Dr Varun Garg, Co-Founder & CEO, DocPlix highlights that AI and ML are reshaping different facets of healthcare delivery, research, and decision-making, which is reinventing the health care industry
The healthcare industry has advanced significantly, using Artificial Intelligence (AI) and Machine Learning (ML). While ML is a subset of AI that focuses on using data and statistical approaches to enable machines to learn and improve their performance, AI is the broader field that involves the development of intelligent systems. The algorithms and techniques that enable machines to become intelligent and capable of carrying out difficult tasks are provided by ML, which is a key component of AI.
AI and ML are reshaping different facets of healthcare delivery, research, and decision-making, which is reinventing the health care industry. AI technologies are currently being integrated into larger healthcare processes and workflows to generate ground-breaking innovations, along with the traditionally relied tasks like medical image analysis or diagnosis support.
Healthcare providers are receiving real-time decision support from AI systems. To provide individualised suggestions for diagnosis, treatment plans, and pharmaceutical selections, they can assess patient data, medical literature, treatment guidelines, and historical data. This raises the standard and precision of care while assisting healthcare practitioners in making educated judgements.

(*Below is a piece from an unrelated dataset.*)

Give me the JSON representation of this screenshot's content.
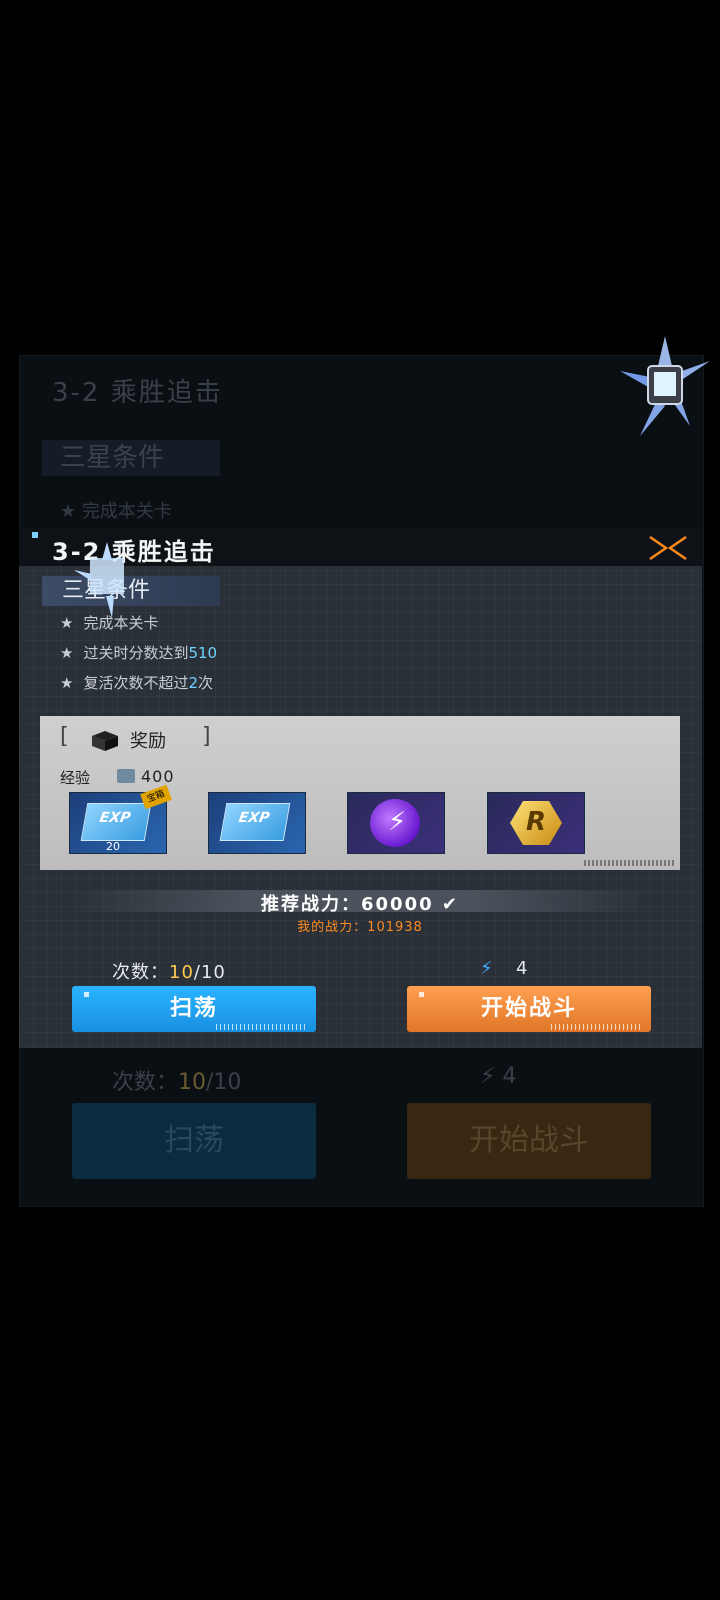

AI also serves to improve electronic health record (EHR) systems. Artificial intelligence can better the accuracy and accessibility of patient data by extracting structured information from unstructured clinical notes and documents using natural language processing (NLP) techniques. This promotes better clinical decision-making and more effective and efficient management of health records.
Wearables, sensors, and other connected devices can provide real-time patient data collection and analysis for AI-powered monitoring systems. Healthcare professionals are now able to remotely monitor patients’ health states, spot irregularities, and quickly intervene when necessary. It makes it possible to provide ongoing, individualised care outside of the typical healthcare settings, which lowers hospital admissions and improves patient outcomes.
AI systems’ ability to evaluate vast amounts of population health data in order to spot trends and disease risk factors is another significant application of the technology. Healthcare professionals can take proactive action and put preventative measures in place, including lifestyle changes or early screenings, to lower the incidence and burden of chronic diseases like cancer.
In the fields of genomics and precision medicine, AI and ML are essential. They are able to identify certain disease subtypes, forecast treatment outcomes, and create targeted medicines by analysing genetic and molecular data. With the use of AI, clinical data and sophisticated genomic data may be combined to create individualised treatment plans based on each patient’s particular genetic profile.
Now a days, AI could also improve resource allocation and healthcare operations. Healthcare institutions can efficiently manage resources, such as beds and equipment, by using forecasting and predictive analytics to anticipate patient flows. As a result, waiting times are decreased, operational efficiency is increased, and utilisation of resources is improved.
Virtual assistants and chatbots with AI capabilities are being utilised more frequently to interact with patients, answer questions, and offer health information. In order to encourage patient education and self-management, these AI systems can provide personalised recommendations, prescription reminders, and lifestyle advice.
The integration of AI and ML in healthcare brings numerous advantages that positively impact various aspects of the industry as discussed above. AI is being actively incorporated into healthcare systems to enhance operational effectiveness, patient outcomes, and care delivery. It could change healthcare into a more individualised, effective, and patient-centred system.
Despite the enormous upside that AI and ML hold for the healthcare industry, there is growing attention to ensuring ethical and responsible AI use. These include safeguarding data security and privacy, upholding moral and open use of algorithms, resolving concerns about bias and fairness, and successfully integrating new technologies into current healthcare operations.